The further enrichment of this social layer has been the overriding aim of his administration and the bipartisan agenda of both big business parties—the Democrats no less than the Republicans. It is the thread that runs through the multi-trillion dollar bank bailout, the wage cuts imposed as part of the government-orchestrated bankruptcy of GM and Chrysler, the money printing policies of the Fed, and the cuts to food stamps, unemployment benefits and other social programs.

Statistics presented in a report by the Conference of Mayors Friday show the results of this process. The report notes that while a typical job lost in the 2008-2009 recession paid $61,637 a year, a typical job added during the “recovery” paid $47,171—a 23 percent drop in wages.

This confirms an earlier study by the National Employment Law Project, which found that since the financial crash of 2008, 1.9 million high- and average-paying jobs in the private sector have been eliminated and replaced with 1.8 million low-wage jobs.

The mayors’ report adds that the top 20 percent of all households captured more than 60 percent of all income gains between 2005 and 2012, with the richest in this layer getting the bulk of the increase. Meanwhile, in many cities throughout the country, more than half the population earns less than $35,000 a year.

Adjusted for inflation, median household income dropped by 5.5 percent between 2005 and 2012. And compared to 1968, annual income based on the federal minimum wage has fallen by 32 percent in real terms, from $22,235 to $15,080.

This is the social reality confronting the working class—mass unemployment, reflected most clearly in the decline in the employment-to-population ratio, low-wages, economic insecurity and permanent indebtedness.

For the last five years, vast resources have been transferred to the super-rich. The main mechanism for carrying this out—the inflation of the stock market and other financial assets—has only created the conditions for a new and even greater economic crisis, with even more devastating consequences.

Behind the facade of official politics, the United States is a social powder keg. The eruption of anger in the wake of the police killing of an unarmed youth in St.
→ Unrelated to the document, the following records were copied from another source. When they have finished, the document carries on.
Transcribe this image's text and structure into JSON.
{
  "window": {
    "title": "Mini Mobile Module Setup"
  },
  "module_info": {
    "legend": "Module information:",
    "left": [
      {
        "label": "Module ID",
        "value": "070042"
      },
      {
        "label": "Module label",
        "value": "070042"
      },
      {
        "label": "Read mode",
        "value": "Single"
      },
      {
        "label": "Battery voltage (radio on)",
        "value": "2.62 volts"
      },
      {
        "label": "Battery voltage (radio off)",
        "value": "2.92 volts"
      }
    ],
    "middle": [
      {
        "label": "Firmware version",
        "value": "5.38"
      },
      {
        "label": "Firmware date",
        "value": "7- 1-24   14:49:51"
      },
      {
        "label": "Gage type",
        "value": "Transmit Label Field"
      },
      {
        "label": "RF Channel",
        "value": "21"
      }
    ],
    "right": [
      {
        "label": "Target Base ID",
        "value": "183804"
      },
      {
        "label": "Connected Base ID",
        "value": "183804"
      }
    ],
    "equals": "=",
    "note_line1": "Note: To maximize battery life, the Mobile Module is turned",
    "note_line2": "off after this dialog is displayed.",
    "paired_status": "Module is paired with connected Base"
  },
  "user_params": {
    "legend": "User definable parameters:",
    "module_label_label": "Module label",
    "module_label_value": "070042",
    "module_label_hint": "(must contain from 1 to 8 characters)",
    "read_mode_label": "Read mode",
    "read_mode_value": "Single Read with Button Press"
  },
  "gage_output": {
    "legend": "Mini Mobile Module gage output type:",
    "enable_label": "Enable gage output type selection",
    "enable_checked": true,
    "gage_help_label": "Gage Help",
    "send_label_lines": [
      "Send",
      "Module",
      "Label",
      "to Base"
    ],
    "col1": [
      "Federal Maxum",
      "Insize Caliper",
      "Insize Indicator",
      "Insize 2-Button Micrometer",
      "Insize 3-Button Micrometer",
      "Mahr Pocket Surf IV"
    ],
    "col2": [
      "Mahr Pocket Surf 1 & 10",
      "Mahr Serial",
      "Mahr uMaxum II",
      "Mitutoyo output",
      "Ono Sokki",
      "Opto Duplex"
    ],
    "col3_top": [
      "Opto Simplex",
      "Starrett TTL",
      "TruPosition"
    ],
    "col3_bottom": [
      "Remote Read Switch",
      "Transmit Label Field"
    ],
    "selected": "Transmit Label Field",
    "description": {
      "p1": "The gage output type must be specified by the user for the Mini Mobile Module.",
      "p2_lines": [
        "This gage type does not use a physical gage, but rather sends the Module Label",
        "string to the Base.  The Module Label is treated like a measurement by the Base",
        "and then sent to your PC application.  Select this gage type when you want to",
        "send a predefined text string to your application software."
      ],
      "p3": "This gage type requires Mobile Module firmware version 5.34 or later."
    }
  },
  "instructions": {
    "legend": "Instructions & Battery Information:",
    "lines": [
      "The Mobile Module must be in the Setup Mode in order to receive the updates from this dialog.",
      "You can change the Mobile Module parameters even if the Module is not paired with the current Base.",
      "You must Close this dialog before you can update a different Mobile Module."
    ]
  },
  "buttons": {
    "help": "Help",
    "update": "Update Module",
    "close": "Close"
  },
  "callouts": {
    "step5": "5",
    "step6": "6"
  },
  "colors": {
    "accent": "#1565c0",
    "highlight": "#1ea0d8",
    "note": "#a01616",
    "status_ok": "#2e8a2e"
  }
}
Louis, Missouri over the past several days is only a small indication of social tensions in America and an initial expression the indignation felt by broad sections of the working class.

This anger must be armed with a political perspective—aimed at mobilizing the entire working class in opposition to the capitalist system, the root cause of social inequality, and replacing it with a socialist system based on the satisfaction of social needs, not private profit.